20

Hacia la medianoche oí los pasos de Nunu: subía despacio por las escaleras de madera podrida que crujían bajo sus pies; se detenía cada tres peldaños y tosía. Como la noche anterior, a la misma hora, se detuvo en el umbral, con una vela en la mano, vestida de día, con su único vestido negro de gala que todavía no había tenido tiempo de quitarse.

—No duermes todavía —constató, y se sentó en la cama, a mi lado, poniendo la vela en la mesita de noche—. ¿Sabes que se han llevado hasta las conservas?

—No lo sabía —dije, enderezándome en la cama, y me eché a reír.

—Bueno, sólo las de melocotón en almíbar —añadió, para ser exacta—. Los veinte frascos. Me los pidió Eva. Se llevaron también las flores del jardín, las últimas dalias que quedaban. No importa. Para mediados de semana, se habrían marchitado de todas formas.

—¿Quién se llevó las flores?

—La mujer.

Tosió y se cruzó de brazos. Estaba sentada, erguida, tranquila y orgullosa, como siempre, como en todas las situaciones de la vida. Le cogí la mano, huesuda: no estaba ni fría ni caliente.

—Deja que se las lleven, Nunu —le dije.

—Claro —asintió—. Que se las lleven, hija. Si no podía ser de otra forma.

—No pude bajar para la cena —le dije, y le apreté la mano en señal de disculpa—. Perdóname. ¿No se extrañaron?

—No. Más bien callaban. Creo que no se han extrañado.

Mirábamos la llama oscilante de la vela. Yo tenía frío.

—Nunu, querida —le pedí—, haz el favor de cerrar los postigos. Luego, encima de la cómoda encontrarás tres cartas. Tráemelas, querida.

Caminaba a pasos lentos por la habitación. Su sombra parecía gigantesca en las paredes. Cerró las ventanas, me trajo las cartas, me cubrió con la manta y se volvió a sentar en el borde de la cama, cruzando otra vez los brazos, con un gesto un tanto solemne. Con su vestido de gala parecía participar de la fiesta extraña y amarga de la vida, una fiesta singular que no era ni una boda ni un entierro. Allí estaba, sentada y en silencio.

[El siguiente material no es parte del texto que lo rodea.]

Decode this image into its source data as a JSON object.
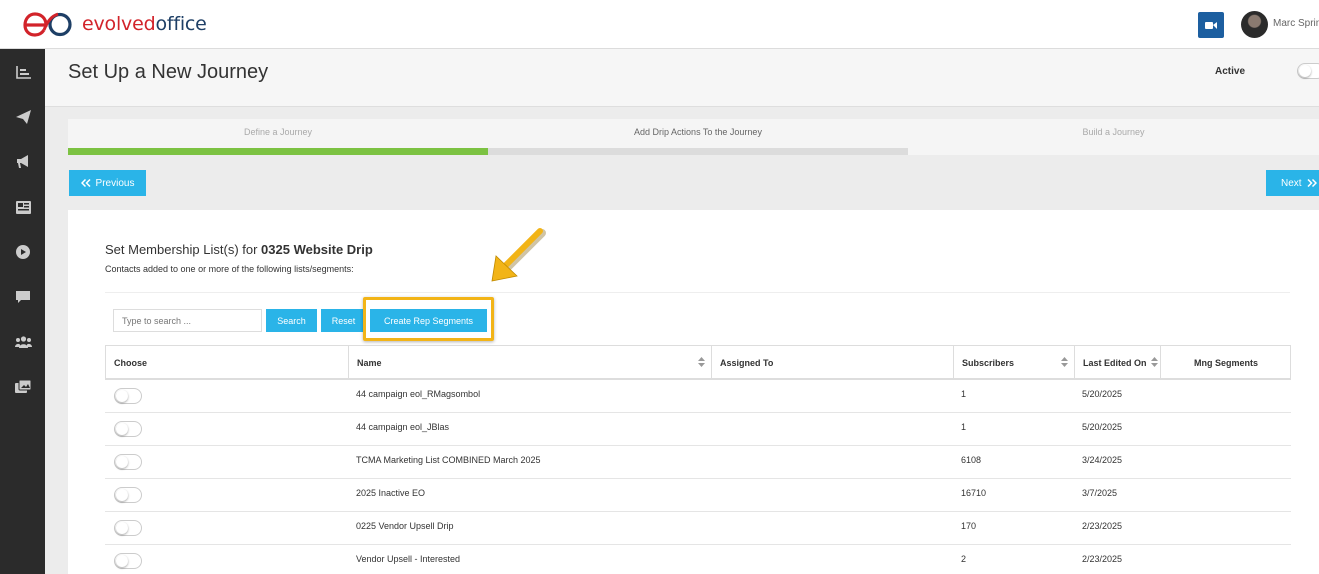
{
  "brand": {
    "logo_text_1": "evolved",
    "logo_text_2": "office",
    "color_red": "#d2232a",
    "color_navy": "#1e3f66"
  },
  "topbar": {
    "user_name": "Marc Sprin",
    "video_icon": "video-camera-icon"
  },
  "sidebar": {
    "items": [
      {
        "icon": "bar-chart-icon"
      },
      {
        "icon": "paper-plane-icon"
      },
      {
        "icon": "megaphone-icon"
      },
      {
        "icon": "newspaper-icon"
      },
      {
        "icon": "play-circle-icon"
      },
      {
        "icon": "chat-bubble-icon"
      },
      {
        "icon": "users-icon"
      },
      {
        "icon": "images-icon"
      }
    ]
  },
  "header": {
    "title": "Set Up a New Journey",
    "active_label": "Active",
    "close_label": "x"
  },
  "steps": [
    {
      "label": "Define a Journey",
      "state": "done"
    },
    {
      "label": "Add Drip Actions To the Journey",
      "state": "current"
    },
    {
      "label": "Build a Journey",
      "state": "pending"
    }
  ],
  "nav": {
    "previous_label": "Previous",
    "next_label": "Next"
  },
  "card": {
    "title_prefix": "Set Membership List(s) for ",
    "title_bold": "0325 Website Drip",
    "subtitle": "Contacts added to one or more of the following lists/segments:"
  },
  "search": {
    "placeholder": "Type to search ...",
    "search_label": "Search",
    "reset_label": "Reset",
    "create_label": "Create Rep Segments",
    "accent": "#2ab4e8",
    "highlight": "#f2b417"
  },
  "table": {
    "columns": [
      "Choose",
      "Name",
      "Assigned To",
      "Subscribers",
      "Last Edited On",
      "Mng Segments"
    ],
    "rows": [
      {
        "name": "44 campaign eol_RMagsombol",
        "assigned": "",
        "subscribers": "1",
        "edited": "5/20/2025"
      },
      {
        "name": "44 campaign eol_JBlas",
        "assigned": "",
        "subscribers": "1",
        "edited": "5/20/2025"
      },
      {
        "name": "TCMA Marketing List COMBINED March 2025",
        "assigned": "",
        "subscribers": "6108",
        "edited": "3/24/2025"
      },
      {
        "name": "2025 Inactive EO",
        "assigned": "",
        "subscribers": "16710",
        "edited": "3/7/2025"
      },
      {
        "name": "0225 Vendor Upsell Drip",
        "assigned": "",
        "subscribers": "170",
        "edited": "2/23/2025"
      },
      {
        "name": "Vendor Upsell - Interested",
        "assigned": "",
        "subscribers": "2",
        "edited": "2/23/2025"
      }
    ]
  }
}
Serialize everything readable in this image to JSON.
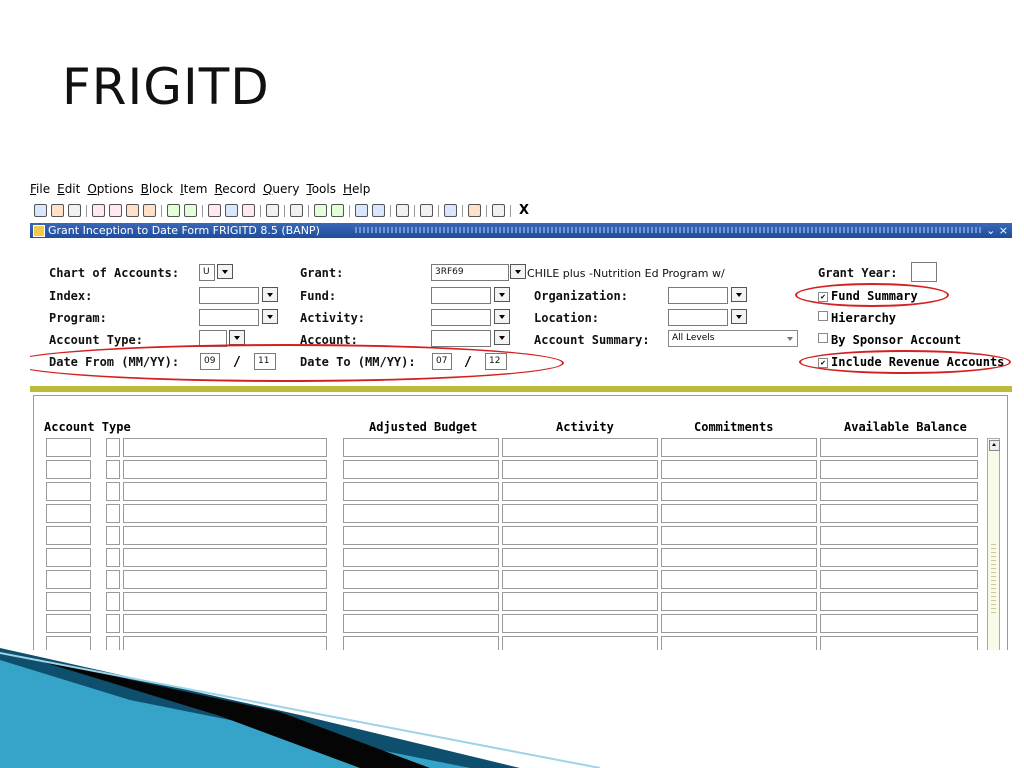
{
  "slide": {
    "title": "FRIGITD"
  },
  "menu": [
    "File",
    "Edit",
    "Options",
    "Block",
    "Item",
    "Record",
    "Query",
    "Tools",
    "Help"
  ],
  "toolbar": {
    "exit_label": "X"
  },
  "window": {
    "title": "Grant Inception to Date Form  FRIGITD  8.5  (BANP)",
    "controls": "⌄ ×"
  },
  "form": {
    "chart_label": "Chart of Accounts:",
    "chart_value": "U",
    "index_label": "Index:",
    "program_label": "Program:",
    "account_type_label": "Account Type:",
    "date_from_label": "Date From (MM/YY):",
    "date_from_month": "09",
    "date_from_year": "11",
    "grant_label": "Grant:",
    "grant_value": "3RF69",
    "grant_desc": "CHILE plus -Nutrition Ed Program w/",
    "fund_label": "Fund:",
    "activity_label": "Activity:",
    "account_label": "Account:",
    "date_to_label": "Date To (MM/YY):",
    "date_to_month": "07",
    "date_to_year": "12",
    "organization_label": "Organization:",
    "location_label": "Location:",
    "account_summary_label": "Account Summary:",
    "account_summary_value": "All Levels",
    "grant_year_label": "Grant Year:",
    "slash": "/"
  },
  "options": {
    "fund_summary": {
      "label": "Fund Summary",
      "mark": "✔"
    },
    "hierarchy": {
      "label": "Hierarchy",
      "mark": ""
    },
    "by_sponsor": {
      "label": "By Sponsor Account",
      "mark": ""
    },
    "include_revenue": {
      "label": "Include Revenue Accounts",
      "mark": "✔"
    }
  },
  "table": {
    "columns": [
      "Account Type",
      "Adjusted Budget",
      "Activity",
      "Commitments",
      "Available Balance"
    ]
  }
}
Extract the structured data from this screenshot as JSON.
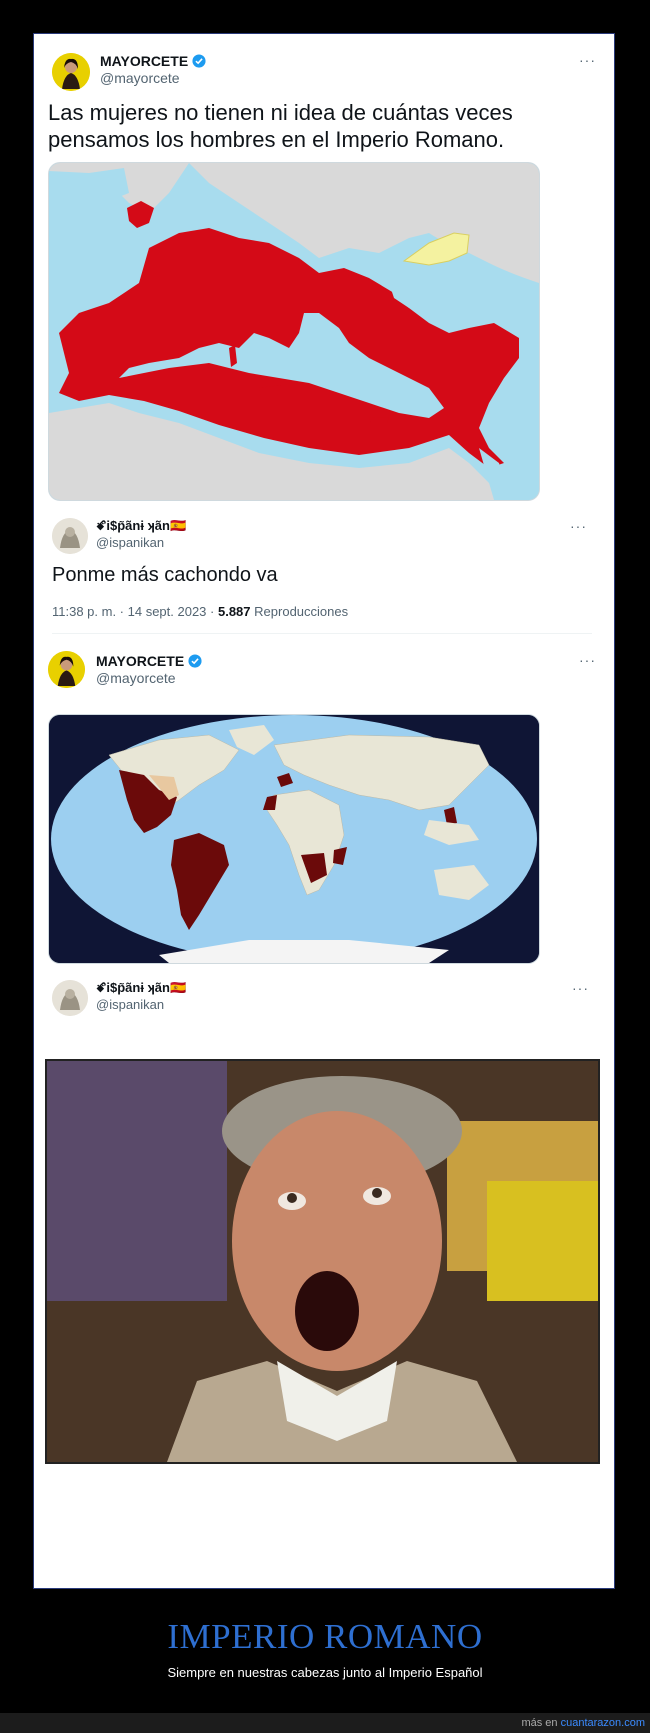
{
  "tweet1": {
    "display_name": "MAYORCETE",
    "handle": "@mayorcete",
    "text": "Las mujeres no tienen ni idea de cuántas veces pensamos los hombres en el Imperio Romano.",
    "more": "···"
  },
  "tweet2": {
    "display_name": "ꗄi$p̃ãnɨ ʞãn🇪🇸",
    "handle": "@ispanikan",
    "text": "Ponme más cachondo va",
    "time": "11:38 p. m. · 14 sept. 2023 ·",
    "views_count": "5.887",
    "views_label": "Reproducciones",
    "more": "···"
  },
  "tweet3": {
    "display_name": "MAYORCETE",
    "handle": "@mayorcete",
    "more": "···"
  },
  "tweet4": {
    "display_name": "ꗄi$p̃ãnɨ ʞãn🇪🇸",
    "handle": "@ispanikan",
    "more": "···"
  },
  "caption": {
    "title": "IMPERIO ROMANO",
    "subtitle": "Siempre en nuestras cabezas junto al Imperio Español"
  },
  "footer": {
    "prefix": "más en",
    "site": "cuantarazon.com"
  },
  "colors": {
    "accent": "#2e6fd1",
    "roman_red": "#d40a17",
    "spanish_maroon": "#6b0a0a",
    "sea": "#a8dcee",
    "verified": "#1d9bf0"
  }
}
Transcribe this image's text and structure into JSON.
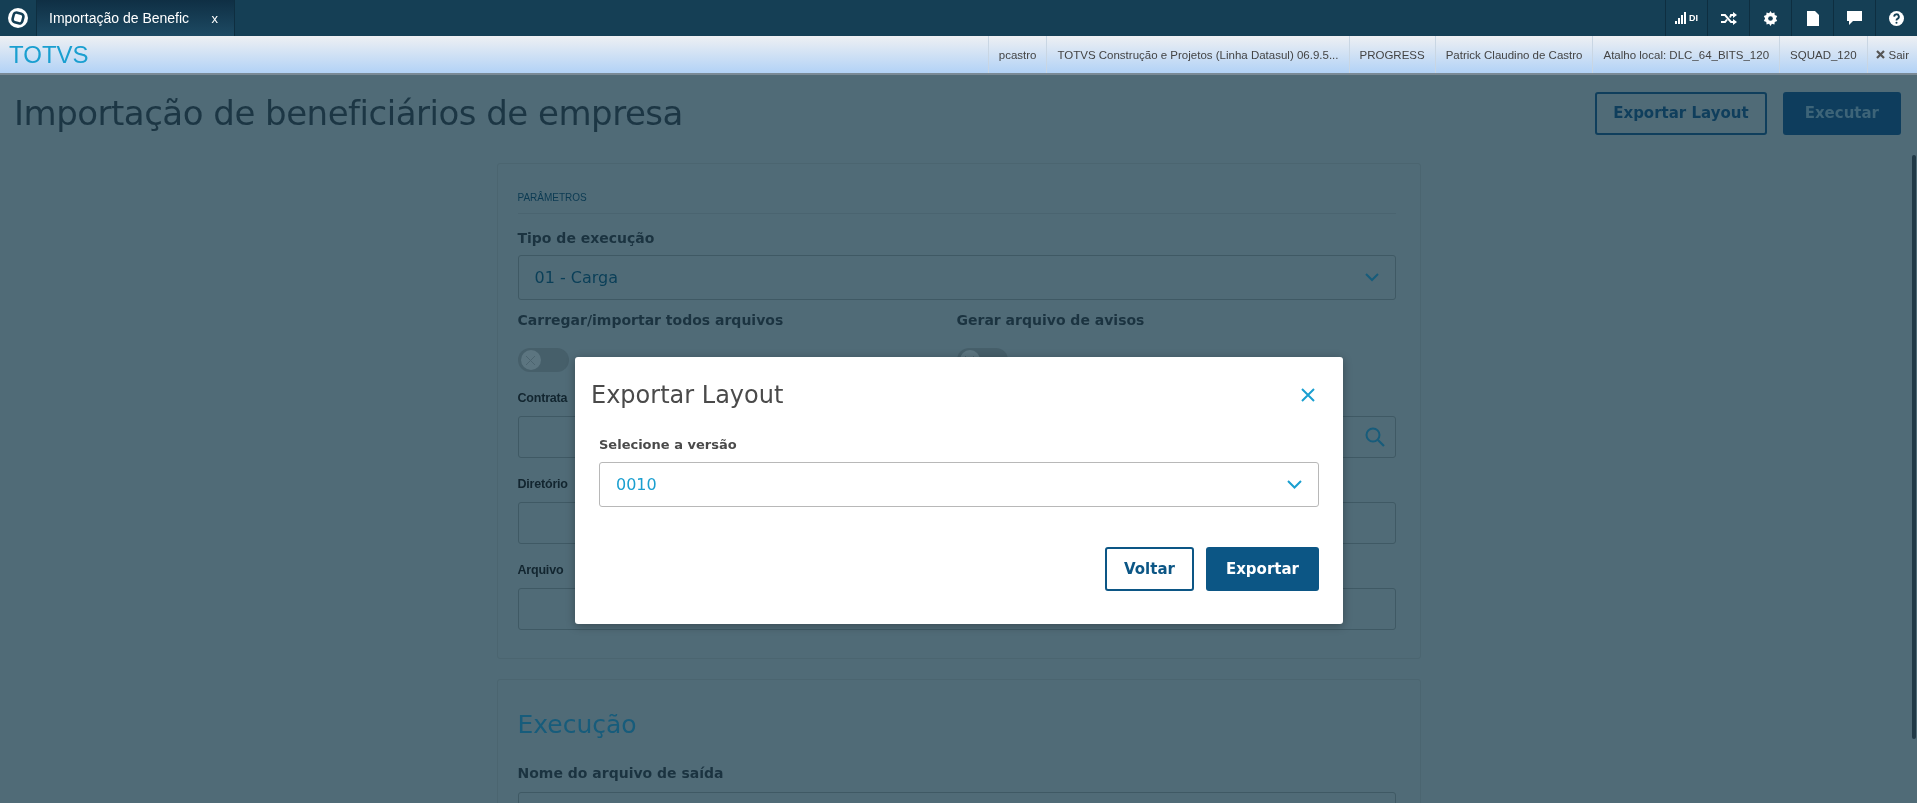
{
  "tab_bar": {
    "tabs": [
      {
        "label": "Importação de Benefic",
        "close": "x",
        "selected": true
      }
    ],
    "tools": [
      {
        "kind": "signal",
        "label": "DI"
      },
      {
        "kind": "shuffle"
      },
      {
        "kind": "settings"
      },
      {
        "kind": "document"
      },
      {
        "kind": "chat"
      },
      {
        "kind": "help"
      }
    ]
  },
  "header": {
    "brand": "TOTVS",
    "info": [
      "pcastro",
      "TOTVS Construção e Projetos (Linha Datasul) 06.9.5...",
      "PROGRESS",
      "Patrick Claudino de Castro",
      "Atalho local: DLC_64_BITS_120",
      "SQUAD_120"
    ],
    "logout": "Sair"
  },
  "page": {
    "title": "Importação de beneficiários de empresa",
    "buttons": [
      {
        "label": "Exportar Layout",
        "kind": "secondary"
      },
      {
        "label": "Executar",
        "kind": "primary"
      }
    ]
  },
  "parameters": {
    "heading": "PARÂMETROS",
    "execution_type": {
      "label": "Tipo de execução",
      "value": "01 - Carga"
    },
    "toggles": [
      {
        "label": "Carregar/importar todos arquivos",
        "on": false
      },
      {
        "label": "Gerar arquivo de avisos",
        "on": false
      }
    ],
    "fields": [
      {
        "label": "Contrata",
        "kind": "search"
      },
      {
        "label": "Diretório",
        "kind": "text"
      },
      {
        "label": "Arquivo",
        "kind": "text"
      }
    ]
  },
  "execution": {
    "heading": "Execução",
    "field_label": "Nome do arquivo de saída"
  },
  "dialog": {
    "title": "Exportar Layout",
    "label": "Selecione a versão",
    "value": "0010",
    "buttons": [
      {
        "label": "Voltar",
        "kind": "secondary"
      },
      {
        "label": "Exportar",
        "kind": "primary"
      }
    ]
  }
}
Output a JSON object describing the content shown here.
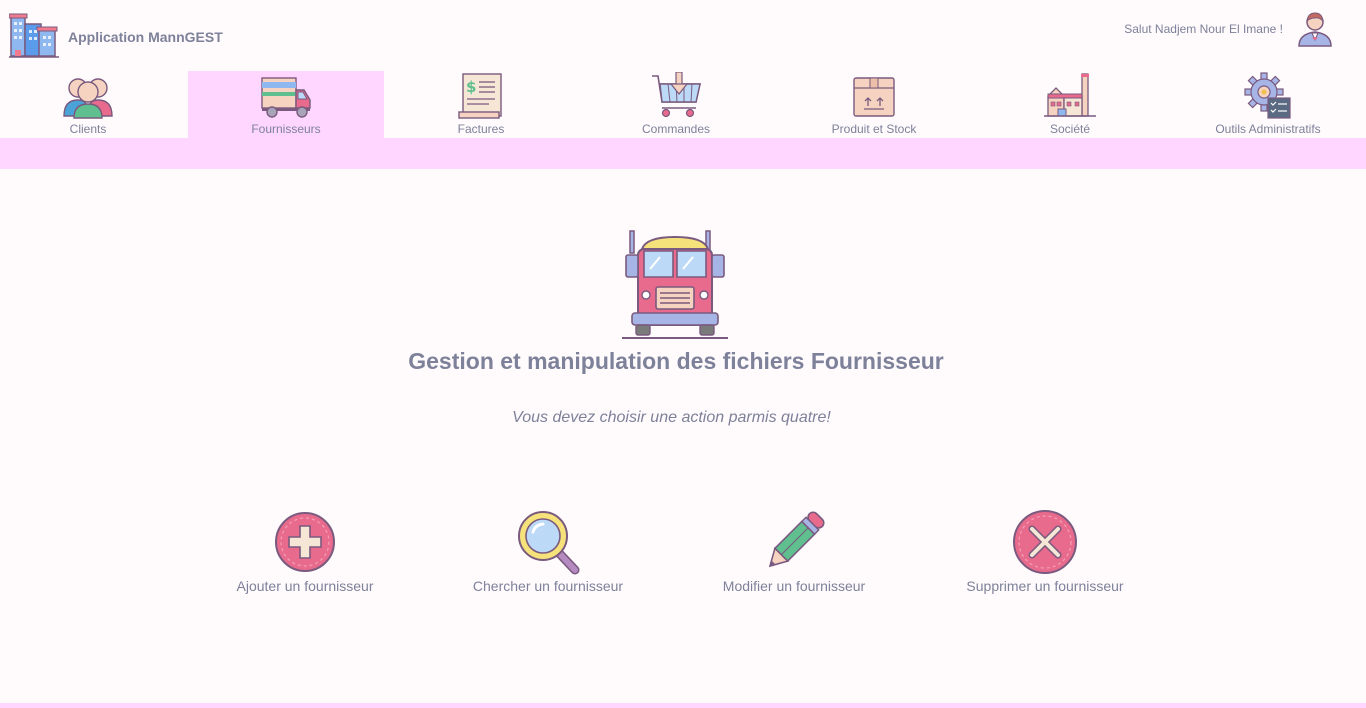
{
  "header": {
    "app_title": "Application MannGEST",
    "greeting": "Salut Nadjem Nour El Imane !",
    "logo_icon": "buildings-icon",
    "avatar_icon": "user-avatar-icon"
  },
  "nav": {
    "active": "Fournisseurs",
    "items": [
      {
        "label": "Clients",
        "icon": "users-icon"
      },
      {
        "label": "Fournisseurs",
        "icon": "delivery-truck-icon"
      },
      {
        "label": "Factures",
        "icon": "invoice-icon"
      },
      {
        "label": "Commandes",
        "icon": "shopping-basket-icon"
      },
      {
        "label": "Produit et Stock",
        "icon": "package-box-icon"
      },
      {
        "label": "Société",
        "icon": "factory-icon"
      },
      {
        "label": "Outils Administratifs",
        "icon": "gear-checklist-icon"
      }
    ]
  },
  "main": {
    "hero_icon": "truck-front-icon",
    "heading": "Gestion et manipulation des fichiers Fournisseur",
    "subtitle": "Vous devez choisir une action parmis quatre!",
    "actions": [
      {
        "label": "Ajouter un fournisseur",
        "icon": "add-circle-icon"
      },
      {
        "label": "Chercher un fournisseur",
        "icon": "magnifier-icon"
      },
      {
        "label": "Modifier un fournisseur",
        "icon": "pencil-icon"
      },
      {
        "label": "Supprimer un fournisseur",
        "icon": "close-circle-icon"
      }
    ]
  },
  "colors": {
    "accent_pink": "#ffd6ff",
    "text": "#7d8199",
    "icon_red": "#e86a8c",
    "icon_outline": "#7a5a7e"
  }
}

—Tú me entiendes, ¿verdad, Nunu? —le pregunté.

—Te entiendo, hija mía, te entiendo —me respondió, abrazándome.

Nos mantuvimos así, esperando que la vela ardiera hasta el final, o que se detuviera el viento que azotaba el jardín desde la medianoche, arrasando las hojas mojadas de los árboles, esperando la llegada del alba: no sé ni yo misma qué más esperábamos. Yo temblaba de frío.

—Estás cansada —me dijo, y me volvió a cubrir.

—Sí —le dije—. Estoy agotada. Ha sido demasiado para mí. Me gustaría dormir. Nunu, querida, por favor, léeme estas tres cartas.

Sacó las gafas de montura de metal del bolsillo de su delantal y examinó las cartas con mucha atención.

—Las ha escrito Lajos —constató.

—¿Has reconocido su letra?

—Sí. ¿Las has recibido ahora?

—Ahora mismo.

—¿Cuándo las escribió?

—Hace veinte años.

—¿Se debe a un error del correo el que no las hayas recibido hasta ahora? —me preguntó con curiosidad y recelo.

—No, no es por el correo —le dije, sonriendo.

—Entonces, ¿por qué?

—Por Vilma.

—¿Te las robó?…

—Así es.

—Claro —dijo, suspirando—. Que descanse en paz. Nunca la quise.

Se ajustó las gafas, se inclinó hacia la llama y empezó a leer una de las cartas, con una voz melodiosa, como de colegiala:

—«Amor mío —empezaba la carta—, la vida juega con nosotros de una manera maravillosa. No tengo más esperanza que haberte encontrado a ti para siempre»…

Dejó de leer, se puso las gafas sobre la frente, me miró con ojos brillantes y me dijo, emocionada y entusiasmada:

—¡Qué cartas más maravillosas sabía escribir!

—Es verdad, escribía unas cartas maravillosas. Sigue leyendo.

Sin embargo, el viento, aquel viento de finales de septiembre que estaba merodeando alrededor de la casa, abrió los postigos de la ventana con un empujón, agitó las cortinas y, como si trajera alguna noticia de algún lugar, tocó y removió todo en mi habitación. Luego, apagó la vela. Eso es lo último que recuerdo. Y, de una manera imprecisa, también recuerdo que Nunu volvió a cerrar la ventana, y que yo me quedé dormida.